Ancak bu döngüyü kırmak mümkün. İşte bazı öneriler:
1. Eğitim ve İstihdam: Kaliteli ve erişilebilir eğitim, bireylerin daha yüksek gelirli işlere ulaşmasını sağlayabilir.
2. Gelir Adaleti: Vergi sisteminin daha adil bir şekilde düzenlenmesi ve yüksek gelir gruplarından daha fazla vergi alınması gerekiyor.
3. Sosyal Yardımlar: Devlet desteklerinin artırılması ve ihtiyaç sahibi bireylerin yaşam kalitesinin yükseltilmesi şart.
Bir Umut Hikâyesi
Gül Hanım, yıllarca asgari ücretle çalıştıktan sonra, bir kadın kooperatifine katılmış. Burada ürettikleri ürünleri satarak kendi işini kurmuş. Şimdi hem kendi hayatını hem de diğer kadınların hayatını iyileştiren bir girişimci. “Başlarda çok zordu ama artık emeğimin karşılığını alıyorum. Hayatta her şeyin değişebileceğine inanıyorum,” diyor.

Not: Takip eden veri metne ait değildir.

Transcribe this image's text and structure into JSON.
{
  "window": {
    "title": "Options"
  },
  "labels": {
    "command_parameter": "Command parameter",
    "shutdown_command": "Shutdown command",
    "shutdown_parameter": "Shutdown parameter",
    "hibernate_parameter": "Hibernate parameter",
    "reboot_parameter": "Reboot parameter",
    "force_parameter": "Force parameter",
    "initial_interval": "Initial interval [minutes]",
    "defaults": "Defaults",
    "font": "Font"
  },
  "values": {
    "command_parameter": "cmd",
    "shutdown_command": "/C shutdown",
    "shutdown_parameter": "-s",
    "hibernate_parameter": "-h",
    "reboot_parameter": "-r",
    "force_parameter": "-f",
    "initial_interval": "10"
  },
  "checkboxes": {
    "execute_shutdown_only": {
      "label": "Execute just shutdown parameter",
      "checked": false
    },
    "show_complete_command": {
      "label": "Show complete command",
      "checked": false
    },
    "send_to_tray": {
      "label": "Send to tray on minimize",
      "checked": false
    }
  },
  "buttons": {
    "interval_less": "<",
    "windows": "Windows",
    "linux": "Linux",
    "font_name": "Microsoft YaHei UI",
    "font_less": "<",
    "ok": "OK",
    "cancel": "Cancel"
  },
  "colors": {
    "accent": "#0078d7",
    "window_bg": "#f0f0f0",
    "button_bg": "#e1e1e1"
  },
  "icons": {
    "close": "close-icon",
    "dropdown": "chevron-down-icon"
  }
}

Bukowski’nin sözleri, sadece bir ekonomik eleştiri değil, aynı zamanda bir toplumsal gerçekliğin yansımasıdır. Türkiye’de asgari ücretle yaşayan milyonlarca insan, bir kölelik düzenine mahkûm edilmiş gibi görünüyor. Ancak bu karanlık tabloya rağmen, bireylerin dayanışma ve mücadele ile bu zincirleri kırabileceğine dair umut ışığı her zaman var. Özgürlük, sadece ekonomik bağımsızlıkla değil, aynı zamanda toplumsal dayanışma ve adaletle de mümkün olacaktır.
Bahadır Hataylı/25.12.2024/Sancaktepe/İST
YORUMLAR
Anlamlıydı.Türkiye Cumhuriyetinde yaşayan bireyler bu konularda deneyimlidir.Zira Ulu Önder Gazi Mustafa Atatürk ile birlikte yokluklardan ve kıtlıklardan başarıyla kurtulmayı başarmış, büyük başarılara imza atmıştır.Hiç kimsenin şüphesi olmasın.Bu ülkede her birey hürdür ,köle değil."Türk Milleti çalışkandır.Türk Milleti zekidir." Bu kara bulutları dağıtmasını bilir.Dağ başını duman almış ve gümüş dere durmaz akar.Güneş ufuktan doğacaktır mutlaka her günkünden daha parlak.Üstada saygıyla.